Trix bufou. O que levaria para a irmã ser tirada do sério? Era tão perfeita que a irritava profundamente. Nem quando cortara o seu precioso cabelo longo enquanto dormia anos atrás, ela se irritara. Na verdade, se irritava, mas parecia engolir toda e qualquer chateação. Ela sentia que não conhecia sua irmã. Seus medos e segredos obscuros todos fechados a sete chaves e trancados num baú sem localização. Quem saberia o que se passava naquela cabeça?

Em pouco tempo, Trix e Aiyra estavam prontas, sentadas na sala de estar esperando o resto de sua família. Ertimus dava os últimos toques nos pratos que passara o dia fazendo.
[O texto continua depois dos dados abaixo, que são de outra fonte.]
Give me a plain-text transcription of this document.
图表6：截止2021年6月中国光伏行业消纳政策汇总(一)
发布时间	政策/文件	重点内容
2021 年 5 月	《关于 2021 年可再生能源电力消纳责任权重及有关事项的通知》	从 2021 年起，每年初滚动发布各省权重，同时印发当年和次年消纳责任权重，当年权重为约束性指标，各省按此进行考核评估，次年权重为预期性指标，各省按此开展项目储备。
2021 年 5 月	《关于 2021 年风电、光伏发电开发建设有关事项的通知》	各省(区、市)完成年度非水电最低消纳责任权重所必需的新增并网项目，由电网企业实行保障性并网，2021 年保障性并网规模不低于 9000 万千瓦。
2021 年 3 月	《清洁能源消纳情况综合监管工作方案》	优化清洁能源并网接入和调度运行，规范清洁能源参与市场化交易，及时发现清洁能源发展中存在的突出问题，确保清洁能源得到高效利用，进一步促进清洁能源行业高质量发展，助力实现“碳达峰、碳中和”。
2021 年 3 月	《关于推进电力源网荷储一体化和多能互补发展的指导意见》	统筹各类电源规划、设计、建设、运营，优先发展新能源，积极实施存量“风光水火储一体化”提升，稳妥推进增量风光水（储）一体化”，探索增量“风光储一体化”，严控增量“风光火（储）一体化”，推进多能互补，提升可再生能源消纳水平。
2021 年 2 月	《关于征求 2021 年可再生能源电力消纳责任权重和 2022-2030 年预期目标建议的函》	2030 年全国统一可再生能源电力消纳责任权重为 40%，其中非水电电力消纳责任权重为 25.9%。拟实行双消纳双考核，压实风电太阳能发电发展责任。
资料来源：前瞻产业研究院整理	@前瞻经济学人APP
Kira permanecia pensativa e distante enquanto que Amiycus observava seu neto com um sorriso no rosto. Andrius corria, como sempre! Difícil tarefa é narrar sobre este menino quando ele nunca está parado. Passemos, então, a outro integrante da família. Syrahna levava sua mão à cabeça e já estava de olhos fechados para não ver a bagunça que aquele menino iria arrumar em seu cabelo. Não adiantava falar com ele, seu pai sempre se intrometia e Andrius acabava correndo de novo. Mas hoje não, hoje não iria se aborrecer pois nada poderia dar errado. Afinal, era a Festa das Abelhas.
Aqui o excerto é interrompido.